Within the classroom, she has her students keep personal journals and reflect on what they’ve read. She encourages interaction with the text and strongly believes in reading, reacting and making things relative.
Vaughn’s lessons dig deeper than the basic comprehension questions. She wants to hear how students might have questioned the article or book, how they relate to a character or decision and how they might have written the story instead.
“I feel it gives them a voice,” she said. “When you give them a voice, they become more invested and develop a relationship with reading and writing.”
Vaughn partially credits her imaginative teaching to her UMSL College of Education days in former faculty member Allison Hoewisch’s literacy courses. Hoewisch had teacher candidates take the words off the page or cut the pictures out and hang them around the room and asked them to rethink stories and reading activities.
“There were just so many ideas she created that made me say, ‘Wow.
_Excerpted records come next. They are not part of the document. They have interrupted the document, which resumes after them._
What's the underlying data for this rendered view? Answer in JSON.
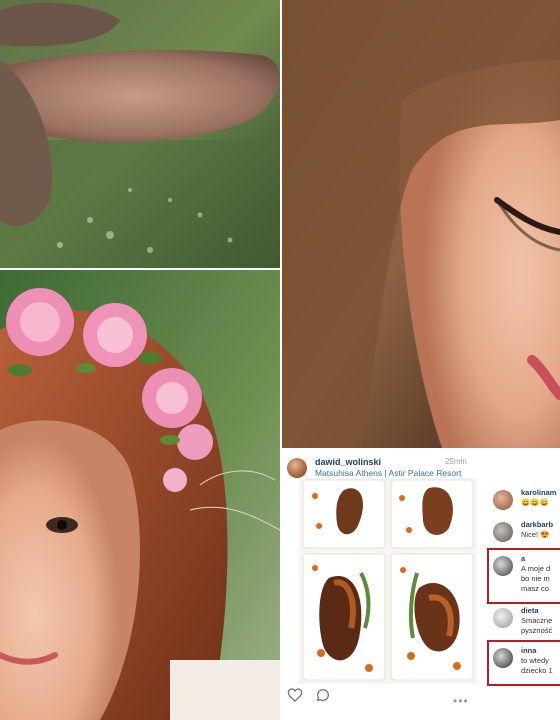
{
  "post": {
    "username": "dawid_wolinski",
    "time": "25min",
    "location": "Matsuhisa Athens | Astir Palace Resort",
    "comments": [
      {
        "name": "karolinam",
        "text": "😀😀😀"
      },
      {
        "name": "darkbarb",
        "text": "Nice! 😍"
      },
      {
        "name": "a",
        "text": "A moje d",
        "text2": "bo nie m",
        "text3": "masz co",
        "highlighted": true
      },
      {
        "name": "dieta",
        "text": "Smaczne",
        "text2": "pyszność"
      },
      {
        "name": "inna",
        "text": "to wtedy",
        "text2": "dziecko 1",
        "highlighted": true
      }
    ]
  },
  "icons": [
    "heart-icon",
    "comment-icon",
    "more-icon"
  ]
}
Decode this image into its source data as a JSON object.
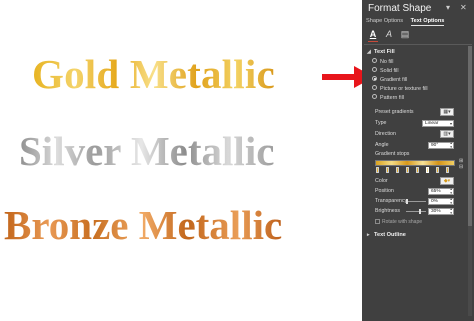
{
  "canvas": {
    "gold_text": "Gold Metallic",
    "silver_text": "Silver Metallic",
    "bronze_text": "Bronze Metallic"
  },
  "pane": {
    "title": "Format Shape",
    "tabs": [
      {
        "label": "Shape Options",
        "active": false
      },
      {
        "label": "Text Options",
        "active": true
      }
    ],
    "icons": [
      {
        "name": "text-fill-outline-icon",
        "glyph": "A",
        "selected": true
      },
      {
        "name": "text-effects-icon",
        "glyph": "A",
        "selected": false
      },
      {
        "name": "textbox-icon",
        "glyph": "▤",
        "selected": false
      }
    ],
    "text_fill": {
      "header": "Text Fill",
      "options": [
        {
          "label": "No fill",
          "selected": false
        },
        {
          "label": "Solid fill",
          "selected": false
        },
        {
          "label": "Gradient fill",
          "selected": true
        },
        {
          "label": "Picture or texture fill",
          "selected": false
        },
        {
          "label": "Pattern fill",
          "selected": false
        }
      ],
      "preset_label": "Preset gradients",
      "type_label": "Type",
      "type_value": "Linear",
      "direction_label": "Direction",
      "angle_label": "Angle",
      "angle_value": "90°",
      "stops_label": "Gradient stops",
      "color_label": "Color",
      "position_label": "Position",
      "position_value": "65%",
      "transparency_label": "Transparency",
      "transparency_value": "0%",
      "brightness_label": "Brightness",
      "brightness_value": "30%",
      "rotate_label": "Rotate with shape"
    },
    "text_outline_header": "Text Outline"
  },
  "colors": {
    "pane_bg": "#404040",
    "arrow": "#e8151b",
    "gold": "#e7b321",
    "silver": "#9a9a9a",
    "bronze": "#c86f21"
  }
}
I never thought of that,’” Vaughn said. “I came from traditional schooling, in rows and – not that there’s anything wrong with that – but you could tell Hoewisch was leaning toward the future of a more cooperative, active classroom.”
That’s a lesson and dynamic that’s stuck with Vaughn and also earned her some recognition.
She’s the recipient of an Emerson Excellence in Teaching Award and has been the Hazelwood School District Teacher of the Year for her building. She was also named to North County Inc.’s 2016 list of 30 Leaders in their Thirties and received an Unsung Heroine Award from the Top Ladies of Distinction.
But Vaughn says that she’s not in it for the awards. Her focus has always been and remains to be on helping her students unleash their reading talents and truly learn – not just about an academic subject but also about the influence of literacy in their lives.
“I strongly believe teaching is a gift you’re born with,” said Vaughn, thinking back to her early days, “and I was destined to teach.”